It has been frequently (and sometimes hysterically) noted during recent immigration debates that the U.S.-Mexico border provides a portal not only for Mexican migrants, but also for many migrants from around the world who pass through Mexico as a point of entry into the U.S. An op-ed in today’s Washington Post by freelance writer Michael Flynn has a headline suggesting it would fall into the “hysterical” category. Instead, the op-ed takes a more nuanced approach, choosing to highlight U.S. failures to cooperate with Mexico in tackling the migration issues.

Flynn writes: “By focusing its attention on hardening its own borders, the United States leaves Mexico to shoulder a burden not of its own making and does nothing to address the root causes of global migration, including poverty at home. And Mexico’s sometimes draconian attempts to shift that burden jeopardize the lives of those who seek to cross the country in search of a better future.” With respect to the latter statement, Flynn describes the harsh conditions under which migrants in Mexico are detained in the more than 50 migration detention centers across that country.
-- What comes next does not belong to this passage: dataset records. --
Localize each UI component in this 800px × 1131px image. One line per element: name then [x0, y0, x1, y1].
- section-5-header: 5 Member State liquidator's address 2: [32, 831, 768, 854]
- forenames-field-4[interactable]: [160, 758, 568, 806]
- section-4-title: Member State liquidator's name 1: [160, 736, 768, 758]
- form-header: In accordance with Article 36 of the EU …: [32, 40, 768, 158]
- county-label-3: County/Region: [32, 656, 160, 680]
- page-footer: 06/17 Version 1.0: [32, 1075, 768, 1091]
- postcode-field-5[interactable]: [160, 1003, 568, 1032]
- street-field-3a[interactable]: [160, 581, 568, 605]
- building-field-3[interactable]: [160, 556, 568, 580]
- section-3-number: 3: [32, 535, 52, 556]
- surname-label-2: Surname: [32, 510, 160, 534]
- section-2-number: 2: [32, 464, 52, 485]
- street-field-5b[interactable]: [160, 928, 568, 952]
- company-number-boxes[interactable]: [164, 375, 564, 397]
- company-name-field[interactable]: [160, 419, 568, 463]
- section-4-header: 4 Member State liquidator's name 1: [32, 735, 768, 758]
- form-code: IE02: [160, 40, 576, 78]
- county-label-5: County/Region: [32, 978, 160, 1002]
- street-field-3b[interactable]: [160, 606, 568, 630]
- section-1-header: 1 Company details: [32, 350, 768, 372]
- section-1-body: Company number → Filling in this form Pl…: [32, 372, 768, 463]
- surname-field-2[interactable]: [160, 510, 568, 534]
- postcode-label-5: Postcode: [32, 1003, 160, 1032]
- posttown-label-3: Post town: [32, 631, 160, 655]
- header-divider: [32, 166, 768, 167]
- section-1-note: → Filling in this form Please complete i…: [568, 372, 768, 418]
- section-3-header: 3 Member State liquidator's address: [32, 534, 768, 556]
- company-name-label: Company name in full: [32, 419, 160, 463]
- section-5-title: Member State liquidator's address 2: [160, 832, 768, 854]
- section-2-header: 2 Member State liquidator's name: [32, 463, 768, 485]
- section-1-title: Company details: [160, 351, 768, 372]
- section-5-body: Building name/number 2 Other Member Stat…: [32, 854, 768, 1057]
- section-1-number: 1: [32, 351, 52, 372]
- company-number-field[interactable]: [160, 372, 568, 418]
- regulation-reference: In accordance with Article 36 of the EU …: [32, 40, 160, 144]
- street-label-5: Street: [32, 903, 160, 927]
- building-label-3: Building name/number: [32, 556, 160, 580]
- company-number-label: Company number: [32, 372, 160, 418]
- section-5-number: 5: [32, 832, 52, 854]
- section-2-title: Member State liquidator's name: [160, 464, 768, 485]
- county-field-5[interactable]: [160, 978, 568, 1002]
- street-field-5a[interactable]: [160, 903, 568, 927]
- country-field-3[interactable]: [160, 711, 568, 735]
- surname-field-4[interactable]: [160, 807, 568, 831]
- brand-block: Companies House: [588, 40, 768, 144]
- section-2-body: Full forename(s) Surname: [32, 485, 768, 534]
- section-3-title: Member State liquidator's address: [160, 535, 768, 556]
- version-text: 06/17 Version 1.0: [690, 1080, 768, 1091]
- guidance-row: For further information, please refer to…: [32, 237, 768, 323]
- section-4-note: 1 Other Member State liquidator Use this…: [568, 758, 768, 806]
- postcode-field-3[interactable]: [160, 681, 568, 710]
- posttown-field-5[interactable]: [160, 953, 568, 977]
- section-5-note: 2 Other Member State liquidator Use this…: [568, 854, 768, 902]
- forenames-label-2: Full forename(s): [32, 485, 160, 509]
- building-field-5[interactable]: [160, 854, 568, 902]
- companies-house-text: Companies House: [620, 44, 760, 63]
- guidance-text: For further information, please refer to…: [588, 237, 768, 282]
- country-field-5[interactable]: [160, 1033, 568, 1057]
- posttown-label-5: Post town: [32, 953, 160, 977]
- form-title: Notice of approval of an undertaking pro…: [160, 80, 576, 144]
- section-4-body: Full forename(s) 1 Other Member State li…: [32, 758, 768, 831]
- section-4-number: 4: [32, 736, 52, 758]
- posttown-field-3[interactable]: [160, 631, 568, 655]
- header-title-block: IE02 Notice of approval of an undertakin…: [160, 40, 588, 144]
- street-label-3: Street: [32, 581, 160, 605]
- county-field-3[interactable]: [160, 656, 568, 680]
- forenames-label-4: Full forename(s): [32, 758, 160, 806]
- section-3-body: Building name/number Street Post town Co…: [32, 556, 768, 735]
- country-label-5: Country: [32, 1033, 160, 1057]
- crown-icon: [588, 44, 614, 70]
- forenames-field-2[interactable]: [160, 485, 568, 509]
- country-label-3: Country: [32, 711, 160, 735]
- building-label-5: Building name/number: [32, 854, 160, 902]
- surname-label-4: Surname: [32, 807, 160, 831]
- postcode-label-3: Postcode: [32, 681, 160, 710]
Flynn points out several ways in which the U.S. has made Mexico’s migration control tasks harder rather than easier in recent years. Most signifcantly, he asserts that the White House has basically abandoned a promise made during Bush’s first term that if “the Mexicans would shut down the migrant route through their country, the United States would improve the status of undocumented Mexicans in the United States.” Since political discussion around improving the plight of Mexicans in the U.S. have been languishing in favor of harsh anti-immigration measures, many in Mexico feel they have received nothing for their own efforts to comply with U.S. requests for greater Mexican border enforcement.

The full article is here:

http://www.washingtonpost.com/wp-dyn/content/article/2005/12/10/AR2005121000103.html

As discussions around U.S. border control efforts grow increasingly myopic, Flynn’s op-ed provides a reminder that the control of international migration requires international cooperation. But recent immigration discussions in Washington do not suggest this is a priority.